The business recognized the power the system gave them to control workflows, content creation, and design. IT saw the system as a loss of control that didn’t fit into their sanctioned environment. In retrospect, I agree the system did not fit into the black and white architecture model, but then there was not a model for n-tier systems that crossed several platforms and business channel boundaries. My project budget paid to build the system in 2001, but who would pay for maintenance, customizations, and upgrades was not yet clear. In the spring of 2001, system acceptance testing finished and work began to bring the system in-house. Regardless of the business benefit, the system was a very tough sell to the IT department. The system would require fragments of time from 12 operational areas or 2 dedicated employees with access to those same areas. Neither model was acceptable to IT management.
The market turned south and the Finance department in conjunction with IT began repeated requests for detailed justification of the cost benefits. Justifying the cost benefits would not be so interesting except this project was singled out for an unprecedented detailed cost analysis. Because of my diligence in selecting products and planning for the system, I was able to show revised content cycle time-savings, as well as other soft dollar savings. For one content type, we were able to reduce the writing and production time from 30 days to approximately 5 days. For another content type, we were able to remove the number of people involved from 11 to 7. Altogether, it was predicted the system would save the equivalent time of 14 full-time employees in the first year. The savings surprised the Finance department, to say the least.

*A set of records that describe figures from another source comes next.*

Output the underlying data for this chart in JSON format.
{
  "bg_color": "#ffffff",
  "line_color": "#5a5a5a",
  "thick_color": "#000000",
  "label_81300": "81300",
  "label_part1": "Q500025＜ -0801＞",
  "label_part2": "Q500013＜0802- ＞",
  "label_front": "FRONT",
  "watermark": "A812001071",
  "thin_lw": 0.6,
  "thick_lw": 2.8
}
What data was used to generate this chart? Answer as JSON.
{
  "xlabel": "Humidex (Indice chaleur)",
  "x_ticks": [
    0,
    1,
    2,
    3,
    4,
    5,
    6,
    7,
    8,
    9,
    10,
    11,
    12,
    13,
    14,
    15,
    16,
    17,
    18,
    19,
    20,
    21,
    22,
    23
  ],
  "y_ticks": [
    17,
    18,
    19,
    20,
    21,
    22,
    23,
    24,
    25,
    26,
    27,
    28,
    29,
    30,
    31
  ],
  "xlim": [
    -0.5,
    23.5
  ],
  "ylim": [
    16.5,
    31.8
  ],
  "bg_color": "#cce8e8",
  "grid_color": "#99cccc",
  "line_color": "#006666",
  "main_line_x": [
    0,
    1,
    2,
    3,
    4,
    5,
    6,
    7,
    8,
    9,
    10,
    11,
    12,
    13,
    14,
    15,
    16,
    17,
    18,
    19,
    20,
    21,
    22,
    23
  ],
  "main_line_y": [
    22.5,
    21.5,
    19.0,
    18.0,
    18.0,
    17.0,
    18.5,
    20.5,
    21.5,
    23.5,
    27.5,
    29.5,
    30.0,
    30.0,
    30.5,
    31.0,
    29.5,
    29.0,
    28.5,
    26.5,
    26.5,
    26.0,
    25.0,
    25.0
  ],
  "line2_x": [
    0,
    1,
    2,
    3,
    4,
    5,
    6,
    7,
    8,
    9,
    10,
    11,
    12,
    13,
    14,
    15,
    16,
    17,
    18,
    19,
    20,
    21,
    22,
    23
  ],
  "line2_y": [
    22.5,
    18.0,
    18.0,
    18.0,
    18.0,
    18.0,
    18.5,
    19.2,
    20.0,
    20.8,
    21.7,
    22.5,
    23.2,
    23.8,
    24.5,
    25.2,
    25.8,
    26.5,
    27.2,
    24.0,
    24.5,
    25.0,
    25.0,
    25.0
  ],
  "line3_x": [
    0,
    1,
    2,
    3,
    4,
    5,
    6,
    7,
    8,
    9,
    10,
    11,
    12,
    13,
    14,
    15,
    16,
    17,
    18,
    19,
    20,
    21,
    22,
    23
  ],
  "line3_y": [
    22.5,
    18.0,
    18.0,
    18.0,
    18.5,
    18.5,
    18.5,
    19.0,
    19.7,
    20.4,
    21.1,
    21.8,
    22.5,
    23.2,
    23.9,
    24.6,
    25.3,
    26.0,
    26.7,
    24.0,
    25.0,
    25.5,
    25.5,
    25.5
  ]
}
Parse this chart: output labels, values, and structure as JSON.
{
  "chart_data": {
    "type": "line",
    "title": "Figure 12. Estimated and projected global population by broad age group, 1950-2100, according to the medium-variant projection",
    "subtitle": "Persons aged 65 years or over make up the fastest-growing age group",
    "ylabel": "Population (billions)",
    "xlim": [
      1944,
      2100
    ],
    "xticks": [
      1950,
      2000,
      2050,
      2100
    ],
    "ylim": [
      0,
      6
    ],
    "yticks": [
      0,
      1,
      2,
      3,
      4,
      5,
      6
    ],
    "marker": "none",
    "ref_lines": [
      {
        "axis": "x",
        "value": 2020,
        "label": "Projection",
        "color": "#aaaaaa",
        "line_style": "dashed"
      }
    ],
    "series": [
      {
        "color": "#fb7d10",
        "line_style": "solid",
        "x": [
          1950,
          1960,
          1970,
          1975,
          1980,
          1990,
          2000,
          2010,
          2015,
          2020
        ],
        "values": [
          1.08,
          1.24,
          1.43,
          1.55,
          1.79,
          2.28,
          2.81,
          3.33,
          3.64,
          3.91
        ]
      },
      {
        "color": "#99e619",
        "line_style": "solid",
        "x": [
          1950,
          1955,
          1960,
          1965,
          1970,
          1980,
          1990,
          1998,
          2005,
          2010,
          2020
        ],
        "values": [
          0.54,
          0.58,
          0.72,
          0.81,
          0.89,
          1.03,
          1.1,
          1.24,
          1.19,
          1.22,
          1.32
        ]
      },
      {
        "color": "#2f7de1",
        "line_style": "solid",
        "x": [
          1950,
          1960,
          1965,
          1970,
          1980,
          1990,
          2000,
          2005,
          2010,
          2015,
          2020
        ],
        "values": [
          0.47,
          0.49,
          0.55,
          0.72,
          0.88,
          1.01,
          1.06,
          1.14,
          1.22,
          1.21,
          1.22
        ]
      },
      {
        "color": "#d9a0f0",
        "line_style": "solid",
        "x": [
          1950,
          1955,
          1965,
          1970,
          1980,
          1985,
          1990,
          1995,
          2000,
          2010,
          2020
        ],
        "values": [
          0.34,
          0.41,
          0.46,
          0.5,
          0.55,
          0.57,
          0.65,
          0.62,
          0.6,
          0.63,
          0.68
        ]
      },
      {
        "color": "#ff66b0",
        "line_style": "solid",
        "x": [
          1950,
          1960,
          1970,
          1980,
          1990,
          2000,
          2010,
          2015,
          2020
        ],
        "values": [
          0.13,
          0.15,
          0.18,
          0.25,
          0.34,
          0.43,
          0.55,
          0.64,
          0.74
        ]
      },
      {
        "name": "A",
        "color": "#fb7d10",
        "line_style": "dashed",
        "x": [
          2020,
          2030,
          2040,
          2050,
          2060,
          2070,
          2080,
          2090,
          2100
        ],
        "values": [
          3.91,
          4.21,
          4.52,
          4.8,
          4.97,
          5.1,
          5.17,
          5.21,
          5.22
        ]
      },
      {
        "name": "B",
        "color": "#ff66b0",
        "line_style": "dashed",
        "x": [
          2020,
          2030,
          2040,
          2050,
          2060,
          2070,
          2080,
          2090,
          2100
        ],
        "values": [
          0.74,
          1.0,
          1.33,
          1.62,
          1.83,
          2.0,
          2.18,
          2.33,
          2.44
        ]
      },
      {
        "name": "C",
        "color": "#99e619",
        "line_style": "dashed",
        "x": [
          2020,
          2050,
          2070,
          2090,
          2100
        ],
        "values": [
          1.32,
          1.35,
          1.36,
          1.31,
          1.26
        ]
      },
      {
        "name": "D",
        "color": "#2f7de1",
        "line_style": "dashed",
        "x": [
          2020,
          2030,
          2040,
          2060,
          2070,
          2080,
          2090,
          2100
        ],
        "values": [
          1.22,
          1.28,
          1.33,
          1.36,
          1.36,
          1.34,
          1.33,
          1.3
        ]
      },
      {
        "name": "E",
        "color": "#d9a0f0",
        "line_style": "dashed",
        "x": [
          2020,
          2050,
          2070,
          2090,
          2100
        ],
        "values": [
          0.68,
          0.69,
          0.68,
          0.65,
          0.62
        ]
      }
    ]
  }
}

IT said the numbers could not be accurate, and I was asked to recalculate them several times under restrictions and assumptions imposed by IT management. In the end, the Finance department told me the numbers could not possibly be realistic and the company could simply not be that inefficient. At this point, it became glaringly clear operational efficiency was a four-letter word.
The summer of 2001 rolled by and the project was put before a joint business and IT steering committee. The argument laid out by IT was the system was too expensive to maintain because it required massive amounts of coordination and the ROI numbers could not be thoroughly proven. The business argument highlighted the savings a content-management system could deliver but conceded that under the current IT support structure, maintenance would be complicated. So in the end, the decision was made to postpone implementing the system because it would require change to the business and IT areas. An opportunity was missed and the organization remained at Level 0, oblivious to the true benefit of content management.